CEO Club Briefing

Global Environment

Excerpt from remarks to Boston College Chief Executives Club  

March 6, 2019

TAKEAWAY: Global Environment

KENNEDY:  
One of the things you said when you took over was you were committed to growing the game—and growing the game to a broad audience. You took us down to Cuba. You’ve taken us to Mexico. You’ve taken us to Japan. This summer, the Red Sox and the Yankees are going to play in London, which we’re all really looking forward to. Why is international play such a key part of your strategy?

MANFRED: 
Well, I just think that we operate in a global environment. You have to make your mind up as to whether you want to be a niche sport, popular in the United States or North America, taking Canada into account, and in a little pocket in Taiwan, Korea, and Japan, or whether you think you really have a product that can be a worldwide product.  
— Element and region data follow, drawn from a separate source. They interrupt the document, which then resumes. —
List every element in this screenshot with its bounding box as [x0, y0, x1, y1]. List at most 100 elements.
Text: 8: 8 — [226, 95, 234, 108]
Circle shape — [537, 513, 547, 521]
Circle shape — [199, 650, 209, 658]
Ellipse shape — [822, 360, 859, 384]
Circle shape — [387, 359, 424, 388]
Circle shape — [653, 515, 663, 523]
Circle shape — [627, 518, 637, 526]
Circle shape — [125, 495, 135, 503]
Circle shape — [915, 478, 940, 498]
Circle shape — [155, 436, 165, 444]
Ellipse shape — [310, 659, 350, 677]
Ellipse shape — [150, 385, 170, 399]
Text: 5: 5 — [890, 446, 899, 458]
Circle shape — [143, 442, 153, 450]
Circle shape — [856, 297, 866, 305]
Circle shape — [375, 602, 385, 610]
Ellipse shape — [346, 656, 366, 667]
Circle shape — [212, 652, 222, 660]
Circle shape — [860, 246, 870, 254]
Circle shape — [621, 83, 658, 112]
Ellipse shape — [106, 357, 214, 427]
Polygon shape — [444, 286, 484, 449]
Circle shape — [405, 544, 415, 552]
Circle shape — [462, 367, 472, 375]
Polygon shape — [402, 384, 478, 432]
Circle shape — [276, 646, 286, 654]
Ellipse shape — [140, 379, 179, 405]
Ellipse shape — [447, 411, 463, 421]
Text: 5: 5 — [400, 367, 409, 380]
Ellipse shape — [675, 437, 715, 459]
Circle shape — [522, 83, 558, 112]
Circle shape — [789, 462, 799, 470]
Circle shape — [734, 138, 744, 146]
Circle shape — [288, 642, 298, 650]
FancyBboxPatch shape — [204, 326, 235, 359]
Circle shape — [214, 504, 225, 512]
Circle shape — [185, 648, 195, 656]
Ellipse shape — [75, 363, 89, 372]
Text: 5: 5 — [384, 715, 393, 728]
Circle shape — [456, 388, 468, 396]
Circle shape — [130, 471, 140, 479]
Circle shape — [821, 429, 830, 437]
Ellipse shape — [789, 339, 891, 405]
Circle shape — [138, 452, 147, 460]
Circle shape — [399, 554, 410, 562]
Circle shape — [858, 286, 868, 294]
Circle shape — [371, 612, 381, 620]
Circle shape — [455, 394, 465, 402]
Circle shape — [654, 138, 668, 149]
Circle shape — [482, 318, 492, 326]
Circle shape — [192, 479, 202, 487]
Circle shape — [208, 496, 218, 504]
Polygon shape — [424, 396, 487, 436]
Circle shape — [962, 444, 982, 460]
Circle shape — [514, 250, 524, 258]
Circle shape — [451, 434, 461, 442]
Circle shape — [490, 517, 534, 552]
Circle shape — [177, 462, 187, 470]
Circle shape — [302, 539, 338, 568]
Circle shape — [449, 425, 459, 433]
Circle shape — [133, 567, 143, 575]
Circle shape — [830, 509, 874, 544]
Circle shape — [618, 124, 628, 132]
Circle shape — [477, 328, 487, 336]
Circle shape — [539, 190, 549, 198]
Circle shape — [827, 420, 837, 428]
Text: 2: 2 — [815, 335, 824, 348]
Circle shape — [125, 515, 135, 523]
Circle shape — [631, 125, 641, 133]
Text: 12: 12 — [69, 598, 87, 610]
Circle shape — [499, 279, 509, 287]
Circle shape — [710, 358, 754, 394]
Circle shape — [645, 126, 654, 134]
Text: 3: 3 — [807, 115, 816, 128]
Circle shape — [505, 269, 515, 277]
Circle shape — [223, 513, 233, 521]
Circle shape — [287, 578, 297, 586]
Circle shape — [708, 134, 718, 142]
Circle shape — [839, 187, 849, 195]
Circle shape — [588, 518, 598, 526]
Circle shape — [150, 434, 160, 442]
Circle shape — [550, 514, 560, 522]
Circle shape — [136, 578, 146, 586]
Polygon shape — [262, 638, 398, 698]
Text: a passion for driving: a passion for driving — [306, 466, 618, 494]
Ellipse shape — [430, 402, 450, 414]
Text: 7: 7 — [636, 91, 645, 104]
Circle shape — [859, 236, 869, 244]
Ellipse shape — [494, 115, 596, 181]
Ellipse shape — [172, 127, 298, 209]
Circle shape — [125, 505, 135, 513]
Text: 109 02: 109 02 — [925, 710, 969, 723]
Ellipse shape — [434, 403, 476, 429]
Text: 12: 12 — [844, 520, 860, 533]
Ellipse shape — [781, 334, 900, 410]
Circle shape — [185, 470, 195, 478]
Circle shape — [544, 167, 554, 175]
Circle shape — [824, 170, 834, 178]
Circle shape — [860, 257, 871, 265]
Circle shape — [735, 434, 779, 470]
We think we have the greatest game in the world and we think for the game to recognize its true potential, we have to be bigger than just those small pockets where we’re really popular already. Baseball faces some tough challenges in that regard because we’re an everyday game. We’re not going to play—we’re not going to permanently have a team in Europe, at least until travel changes from what it is now.  

But our thought with respect to that is you can have places around the world—and I think the very best one is probably Japan, Taiwan, Korea right now—where you got a great domestic product. I’ve gone to NPB games in Japan and professional games in Korea. Great atmosphere in their ballparks, really avid fans, making money on the ground, the game being played, and a relationship with Major League Baseball with an appropriate number—and I’ll come back and talk about that word appropriate—number of their stars actually move to Major League Baseball and drive interest in Major League Baseball against the backdrop of that domestic product.  

So appropriate is the balance word, right? We want, in countries around the world, to have a healthy domestic product, enough stars to drive that domestic product in those local sports, but yet the ability for the very best, we think, to come to Major League Baseball and drive interest in what’s going on here as well.